Cultura do estupro describes the normalization of sexual assault in a society. It’s a culture in which a high rate of sexual violence coexists with prevalent attitudes, norms and practices that normalize, excuse, tolerate, or even condone sexual assault and rape. In Brazil, 47,636 rapes were reported to the police in 2014, and statistics reveal that just 35% of the cases are declared. This is perfectly exemplified by the mentioned case of gang rape and the wave of misogynistic victim-blaming comments that followed it.
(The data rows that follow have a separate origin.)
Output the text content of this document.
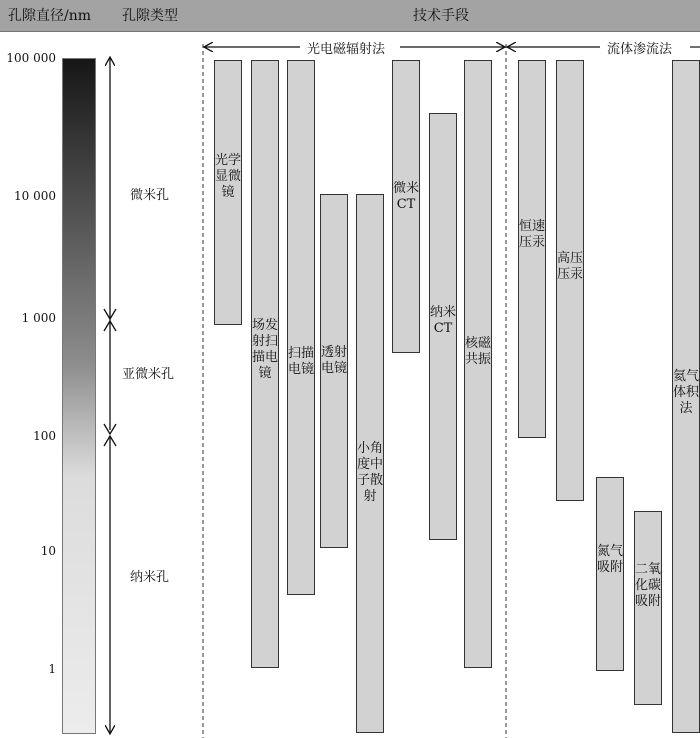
孔隙直径/nm 孔隙类型	技术手段
100 000
10 000
1 000
100
10
1
微米孔
亚微米孔
纳米孔
光电磁辐射法	流体渗流法
光学显微镜
场发射扫描电镜
扫描电镜
透射电镜
小角度中子散射
微米CT
纳米CT
核磁共振
恒速压汞
高压压汞
氮气吸附 二氧化碳吸附
氦气体积法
The latest research IPN (2014) conducted, asserts this: 26% of respondents considered that “women who wear clothes that show the body deserve to be attacked.” Another recent polemic came up when Twitter users began leering at a blond 12-year-old named Valentina Schulz that was competing on a reality TV cooking competition. One man tweeted: “About this Valentina: if it’s consensual, is it pedophilia?” Another posted: “Let me keep quiet, not to be jailed.”

The gang rape case caused a considerable virtual counter-mobilization under the hashtag #EstuproNuncaMais, that lead to massive demonstrations all over the country, supported by a worldwide movement of solidarity. Only then, the government started to act. Something is stirring in Brazil and, in the middle of the political and social hassle, it finally seems that the ball is in the women’s possession. Recently, the Regional Coalition Against Trafficking in Women and Girls in Latin America and the Caribbean launched a Manifesto for the eradication of sex tourism and sexual exploitation during the 2016 Olympics. In it they point towards the clear link between the increase in demand, the growing sexual exploitation of women, children and adolescents in the sex trade, the legalization of prostitution and the occurrence of big sporting events. They plead it is essential for Brazil to assume an official position against sex tourism during the Olympics and to respect the international treaties on trafficking and sexual exploitation.

There is an urgent need for a legal and political framework that reflects these social demands and that ensures the rights of women in Brazil. Only legal tools can reinforce the potential of activists, organizations and associations. If sexual and gender based violence is not taken seriously by law and law enforcement, Olympic Games may turn into another opportunity for the sex industry, trafficking networks and aggressors to prey, especially taking advantage from the impoverished communities that are marginalized during the development processes in the bright, colorful and welcoming Brazil.